Опять сломалось, Надежда осматривает приемник. На прощание пошкрябав дверь пальцами, идет к себе, а я остаюсь. Там хоть и радио, но сестра в комнате. Такое у меня чувство. Пришла поздно ночью с танцулек в «Спинозе», начав раздеваться в коридоре, а закончив крепким сном в постели. Даже радио не выключив. Очень на нее похоже.
У меня к ней дело. Точнее, у меня к ней тысяча дел. Как к старшей сестре. Не к Мамане же идти за этим.
– Открой, – говорю. – Нужно поговорить, – и кулачком осторожненько. Чтобы снизу не услышали. Очень они не любят, когда мы мирный сон старшей сестры нарушаем.
«Я со звездами сдружился дальними», – отвечает голос.
– Сегодня кое-что случилось, хочу тебе рассказать.
«Не волнуйся обо мне и не грусти», – возражает песня.
– У нас в классе появился новенький…
«Хорошо, когда с тобой товарищи».
Прислоняюсь лбом к двери, жму на ручку.
– И Надежде он, кажется, понравился.
«Всю вселенную проехать и пройти».
– Я знаю, знаю. Так должно когда-то случиться.
«Покидая нашу Землю, обещали мы»…
– Но потом я кое-что увидела. Понимаешь? Мне больше не с кем поделиться…
«…Что на Марсе будут яблони цвести».
Бесполезно. Заперта. Входа нет. Не сестра, а Синяя Борода. Хорошо, я не гордая – зайду позже.

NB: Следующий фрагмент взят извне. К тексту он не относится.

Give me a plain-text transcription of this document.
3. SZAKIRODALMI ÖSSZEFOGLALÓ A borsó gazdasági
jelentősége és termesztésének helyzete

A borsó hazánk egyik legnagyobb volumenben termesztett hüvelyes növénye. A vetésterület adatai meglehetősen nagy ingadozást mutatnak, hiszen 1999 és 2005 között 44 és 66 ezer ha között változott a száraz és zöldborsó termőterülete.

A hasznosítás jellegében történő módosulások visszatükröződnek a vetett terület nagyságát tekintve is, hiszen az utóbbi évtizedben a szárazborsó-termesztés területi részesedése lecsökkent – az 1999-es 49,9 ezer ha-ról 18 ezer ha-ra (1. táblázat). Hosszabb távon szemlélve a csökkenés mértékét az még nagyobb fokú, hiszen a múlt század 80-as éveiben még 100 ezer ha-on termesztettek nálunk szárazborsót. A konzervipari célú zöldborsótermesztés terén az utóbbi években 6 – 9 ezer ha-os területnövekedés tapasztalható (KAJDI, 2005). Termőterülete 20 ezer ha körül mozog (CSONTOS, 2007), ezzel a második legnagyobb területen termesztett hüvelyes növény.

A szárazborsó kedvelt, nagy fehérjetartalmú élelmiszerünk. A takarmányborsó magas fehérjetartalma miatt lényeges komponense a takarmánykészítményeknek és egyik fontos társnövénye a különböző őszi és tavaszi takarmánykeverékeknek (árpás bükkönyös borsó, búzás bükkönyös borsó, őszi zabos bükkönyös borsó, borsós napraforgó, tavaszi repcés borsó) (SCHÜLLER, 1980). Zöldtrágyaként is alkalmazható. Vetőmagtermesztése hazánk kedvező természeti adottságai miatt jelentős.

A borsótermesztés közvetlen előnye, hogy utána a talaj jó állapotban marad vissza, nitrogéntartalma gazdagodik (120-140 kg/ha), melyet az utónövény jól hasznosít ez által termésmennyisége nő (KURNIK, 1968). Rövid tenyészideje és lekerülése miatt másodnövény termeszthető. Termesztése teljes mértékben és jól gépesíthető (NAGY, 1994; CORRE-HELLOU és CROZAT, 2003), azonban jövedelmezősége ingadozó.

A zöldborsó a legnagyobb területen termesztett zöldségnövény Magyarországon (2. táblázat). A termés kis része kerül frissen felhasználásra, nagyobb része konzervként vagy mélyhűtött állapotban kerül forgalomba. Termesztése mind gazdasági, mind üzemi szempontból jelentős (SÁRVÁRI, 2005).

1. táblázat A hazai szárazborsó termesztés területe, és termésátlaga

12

А Надежда приемник разобрала. Даже не раздевшись. И паяет его. Кишки наружу. Радиодетали насыпаны. Канифолью пахнет. Она почти как янтарь. Что-то она часто стала этим заниматься.

 

* * *

 

Пора. Отодвигаю баночку из-под монпансье с канифолью, моток припоя, детали, приемник, который потихоньку оживает, берусь за верхнюю пуговичку и расстегиваю. Надежда возится с фартуком. Мягкий лев на лыжах с тумбочки наблюдает за нами пуговичными глазами. Всякий раз хочу его отвернуть, чтобы не смотрел, но он всё равно глазеет.
Ты дверь заперла, Надежда задерживает мои руки.

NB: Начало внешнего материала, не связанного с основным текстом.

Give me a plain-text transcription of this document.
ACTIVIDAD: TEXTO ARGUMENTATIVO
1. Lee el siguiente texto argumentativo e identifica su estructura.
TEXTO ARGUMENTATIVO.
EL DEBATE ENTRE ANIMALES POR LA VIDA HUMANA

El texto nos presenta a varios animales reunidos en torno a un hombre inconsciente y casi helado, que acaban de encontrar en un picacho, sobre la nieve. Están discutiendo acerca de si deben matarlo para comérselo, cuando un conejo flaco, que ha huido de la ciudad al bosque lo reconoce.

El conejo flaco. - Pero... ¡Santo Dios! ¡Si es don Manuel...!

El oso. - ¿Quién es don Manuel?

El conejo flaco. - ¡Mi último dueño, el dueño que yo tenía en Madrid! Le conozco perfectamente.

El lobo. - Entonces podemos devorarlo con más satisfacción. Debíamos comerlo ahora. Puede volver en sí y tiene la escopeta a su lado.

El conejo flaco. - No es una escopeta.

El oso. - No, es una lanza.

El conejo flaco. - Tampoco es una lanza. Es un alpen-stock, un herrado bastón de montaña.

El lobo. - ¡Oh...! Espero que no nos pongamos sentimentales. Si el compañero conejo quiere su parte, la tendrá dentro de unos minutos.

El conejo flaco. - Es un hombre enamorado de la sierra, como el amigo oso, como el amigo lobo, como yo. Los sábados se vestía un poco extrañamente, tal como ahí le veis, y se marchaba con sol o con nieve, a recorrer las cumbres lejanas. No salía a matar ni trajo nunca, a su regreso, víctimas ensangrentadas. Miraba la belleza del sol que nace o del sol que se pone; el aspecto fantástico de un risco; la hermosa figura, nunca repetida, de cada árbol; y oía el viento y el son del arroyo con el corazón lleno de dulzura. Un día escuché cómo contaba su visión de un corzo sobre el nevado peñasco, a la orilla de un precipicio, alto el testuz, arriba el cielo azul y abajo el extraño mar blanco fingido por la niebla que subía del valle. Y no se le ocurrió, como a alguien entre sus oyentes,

– Конечно, – хотя я не уверена. Возвращаюсь к двери и проверяю. Щелкаю замком.
Оборачиваюсь – Надежда стоит передо мной. Берусь за край платья и тяну вверх. Смуглые ноги, сбившийся подгузник, живот, шрамы, лифчик, гладкие подмышки, плечи, подбородок, глаза.

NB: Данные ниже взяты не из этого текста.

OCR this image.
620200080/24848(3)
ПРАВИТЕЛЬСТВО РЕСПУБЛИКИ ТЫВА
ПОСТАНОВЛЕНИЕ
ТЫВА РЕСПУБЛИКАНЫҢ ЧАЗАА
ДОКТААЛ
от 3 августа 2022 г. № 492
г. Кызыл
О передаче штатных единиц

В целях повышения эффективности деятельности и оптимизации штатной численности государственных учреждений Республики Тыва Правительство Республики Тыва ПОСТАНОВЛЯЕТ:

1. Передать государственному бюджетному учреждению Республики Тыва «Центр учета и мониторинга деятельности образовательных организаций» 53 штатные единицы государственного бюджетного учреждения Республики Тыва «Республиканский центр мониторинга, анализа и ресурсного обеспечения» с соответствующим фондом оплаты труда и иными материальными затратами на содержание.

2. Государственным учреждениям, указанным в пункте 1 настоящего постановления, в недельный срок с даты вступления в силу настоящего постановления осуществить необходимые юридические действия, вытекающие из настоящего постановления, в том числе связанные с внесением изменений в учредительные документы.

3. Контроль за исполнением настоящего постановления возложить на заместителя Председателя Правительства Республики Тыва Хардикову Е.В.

– Ты очень красивая, – повторяю в десятитысячный раз. Бессмысленно. Она не верит. Или ей всё равно. – Но ты чокнутая.
Какая разница, и ждет, с чего я начну – верха или низа. Булавка тугая, ее можно было и не цеплять, завязки, долой подгузник. Последняя вещь – тряпичный лифчик, такая же условность. Почти как у Ежевики. Почти.
Закончила.
– Теперь твоя очередь, – не потому, что она не знает или забыла. Я всегда так говорю.
Это самое приятное из происходящего со мной. Стоять и смотреть. Как она это делает. На ее волосы, рассыпавшиеся по плечам, тонкие пальцы, расстегивающие пуговицы так, словно делают это в первый раз. Или во второй. Касания. Дыхание.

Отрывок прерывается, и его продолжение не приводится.